The Momentum Campaign to Raise Funds for Financial Aid
October 3, 2013
Dear Fellow Members of the NYU Community,
At today’s University Senate meeting, Trustee Evan Chesler and I briefed the Senate about the Momentum Campaign, a six-year effort to raise $1 billion to improve financial aid at NYU. I want to share our plans with you, both the full extent of our aspirations as well as the immediate effects on financial aid at NYU.
When I am asked to cite the one challenge NYU faces that I think about most, it is providing enough financial aid for our students. Each week, I hear directly from students who love NYU and are doing well here, but who are worried about the burden their education places on their families.
A major limitation of our financial aid is NYU’s relatively low per-student endowment compared to our peer schools. Additionally, we have a high percentage of Pell-eligible students (i.e., the neediest) – this is a point of pride for us in terms of economic diversity, but it deepens the need we must address. And, in the past, donors have been less forthcoming with philanthropic gifts for financial aid than for other needs.
Despite these hurdles, we have made significant efforts to increase institutional aid (i.e., NYU-funded scholarship grants, which don’t have to be paid back). Over the last decade, we have increased the financial aid budget by 138% and now spend $195 million annually in undergraduate scholarship aid, resulting in an increase in the average scholarship grant from 34% of tuition to 55% of tuition.
But we know we are not yet where we want to be in terms of supporting our students and their families.
As I enter the last years of my time as president of NYU, I and our Board of Trustees have committed ourselves to directing our energies to raising money to increase financial aid. Evan Chesler – who as a young man received a scholarship that enabled him to attend NYU as an undergraduate, graduate from our Law School, and go on to be the chairman of the law firm Cravath, Swaine & Moore – will be the chair of the campaign, and he attended the Senate meeting today as a sign of the Trustees’ commitment to this effort.
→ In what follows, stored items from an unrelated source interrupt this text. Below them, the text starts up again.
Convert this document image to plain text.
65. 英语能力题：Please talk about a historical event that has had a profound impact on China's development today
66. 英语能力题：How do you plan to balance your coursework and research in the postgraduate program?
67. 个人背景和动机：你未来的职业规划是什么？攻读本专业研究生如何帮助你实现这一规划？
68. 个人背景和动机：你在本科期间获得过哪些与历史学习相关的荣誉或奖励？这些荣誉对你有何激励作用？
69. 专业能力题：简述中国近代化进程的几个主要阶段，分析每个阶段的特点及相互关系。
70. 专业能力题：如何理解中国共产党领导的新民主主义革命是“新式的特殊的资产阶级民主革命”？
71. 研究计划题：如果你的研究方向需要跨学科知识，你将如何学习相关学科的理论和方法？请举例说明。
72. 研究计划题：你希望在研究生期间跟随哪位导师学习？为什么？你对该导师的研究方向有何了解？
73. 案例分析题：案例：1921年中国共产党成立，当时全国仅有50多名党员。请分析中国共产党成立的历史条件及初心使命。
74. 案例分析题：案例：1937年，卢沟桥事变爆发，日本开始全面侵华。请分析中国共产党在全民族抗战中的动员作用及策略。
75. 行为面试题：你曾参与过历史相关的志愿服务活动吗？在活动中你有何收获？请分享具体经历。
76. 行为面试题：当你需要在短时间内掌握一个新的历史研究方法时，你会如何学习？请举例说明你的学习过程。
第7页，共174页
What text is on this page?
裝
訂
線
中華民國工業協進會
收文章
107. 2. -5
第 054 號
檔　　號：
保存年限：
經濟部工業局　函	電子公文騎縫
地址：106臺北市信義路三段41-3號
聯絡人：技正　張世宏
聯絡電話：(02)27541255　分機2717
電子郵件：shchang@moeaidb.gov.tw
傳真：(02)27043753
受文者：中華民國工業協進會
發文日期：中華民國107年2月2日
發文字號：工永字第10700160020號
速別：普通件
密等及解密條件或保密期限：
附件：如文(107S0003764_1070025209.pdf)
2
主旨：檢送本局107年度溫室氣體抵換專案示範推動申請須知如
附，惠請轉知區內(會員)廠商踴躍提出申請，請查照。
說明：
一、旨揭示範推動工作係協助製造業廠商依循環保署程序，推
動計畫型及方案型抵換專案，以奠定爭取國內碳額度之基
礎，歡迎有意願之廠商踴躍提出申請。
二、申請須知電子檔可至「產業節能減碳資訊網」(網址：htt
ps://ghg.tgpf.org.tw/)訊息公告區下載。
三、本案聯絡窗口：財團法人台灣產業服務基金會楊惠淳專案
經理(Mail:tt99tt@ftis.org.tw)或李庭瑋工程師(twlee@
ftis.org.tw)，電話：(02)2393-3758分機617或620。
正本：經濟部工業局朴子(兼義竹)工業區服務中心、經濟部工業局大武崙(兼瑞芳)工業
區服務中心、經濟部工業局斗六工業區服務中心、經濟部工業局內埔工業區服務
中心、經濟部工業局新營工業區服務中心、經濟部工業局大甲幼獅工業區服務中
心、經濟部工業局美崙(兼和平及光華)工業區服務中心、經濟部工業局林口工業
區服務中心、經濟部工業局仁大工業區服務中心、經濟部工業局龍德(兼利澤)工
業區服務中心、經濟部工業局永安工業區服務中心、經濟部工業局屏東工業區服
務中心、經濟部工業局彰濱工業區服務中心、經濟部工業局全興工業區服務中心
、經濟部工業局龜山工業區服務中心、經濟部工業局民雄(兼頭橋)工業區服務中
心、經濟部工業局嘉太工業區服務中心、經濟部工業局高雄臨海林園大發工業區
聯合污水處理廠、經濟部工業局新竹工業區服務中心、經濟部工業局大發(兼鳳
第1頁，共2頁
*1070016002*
In fact, I can proudly report that in its “quiet phase,” the campaign has already raised over $200 million, anchored by multi-million dollar gifts from several of our Trustees.
A major fundraising campaign of this magnitude can help us build an endowment that can generate scholarship funds in perpetuity. But, as transformative as it will be over the long run, endowments take time to build, and thus for their impact to be felt.
So, with new donations, we are launching two student aid initiatives that can start helping our students, particularly our undergraduates, right away, each designed to meet a pressing and distinct need.
The first – the Finish Line Grant program – is designed to ensure that as those undergraduates receiving financial aid approach their final semester, they receive scholarship assistance that will contribute to lowering their debt upon graduation. After determining each student’s cumulative need-based federal loan debt (subsidized Stafford loans and Perkins loans), NYU will provide grant aid equal to 10% of his or her need-based loan amount, thereby reducing the total amount owed. Finish Line grants could be as high as $5,000, though most will be less; these grants represent a permanent reduction in a student’s debt of not only the grant amount, but the compound interest the student would have paid on that amount over the repayment period.
We expect to begin the Finish Line Grant program next semester (spring 2014). And if the Finish Line Grant program proves as successful as we hope – and we believe it will be very attractive to donors, who know their philanthropy is helping students who have done well and are poised to graduate – we may well look to increase the percentage over time.
The second program we want to start sooner rather than later is one we call Global Pathways Scholarship program, or GPS.
NYU’s global presence is unrivaled among universities, and our network of campuses and sites is important in attracting talented students and faculty. According to the Institute of International Education (IIE), NYU sends more students to study abroad than any other US university: nearly 40% of our undergraduates now spend at least a semester abroad – a significantly larger number than just a few years ago – and we expect that number to keep rising.
This distinctive and integral NYU experience should be available to all who wish to participate; yet, we have heard from students – and from members of the faculty who have expressed deep concerns as well – that some of our students are precluded from study away because of financial constraints, such as lost wages or the added expenses of travel.
Starting next fall, through the GPS program, the University will look at each student who has expressed an interest in studying away and – depending on his or her financial need – add to their financial aid package a grant – up to a maximum of $4,000 – to cover the additional costs of studying away.
Not all of our financial aid challenges will be solved by the Momentum Campaign, but it will enable us to make meaningful progress. And that’s why we named this campaign “Momentum” – NYU’s great story of momentum, its academic trajectory, has been accomplished over many years through perseverance, a focus on excellence, and an entrepreneurial spirit. Over the past 30 years, we have made great strides in transforming NYU academically. I hope that by calling our community together – students, faculty, administrators, alumni, Trustees – and re-sharpening our focus on financial aid and student debt, we will make even more progress toward ensuring that NYU is affordable and accessible to students and their families.
Sincerely,
John Sexton
Errata: in the original version of this memo, the word "Swain" was used in the name of the law firm "Cravath, Swaine & Moore." The Office of Public Affairs deeply regrets the error.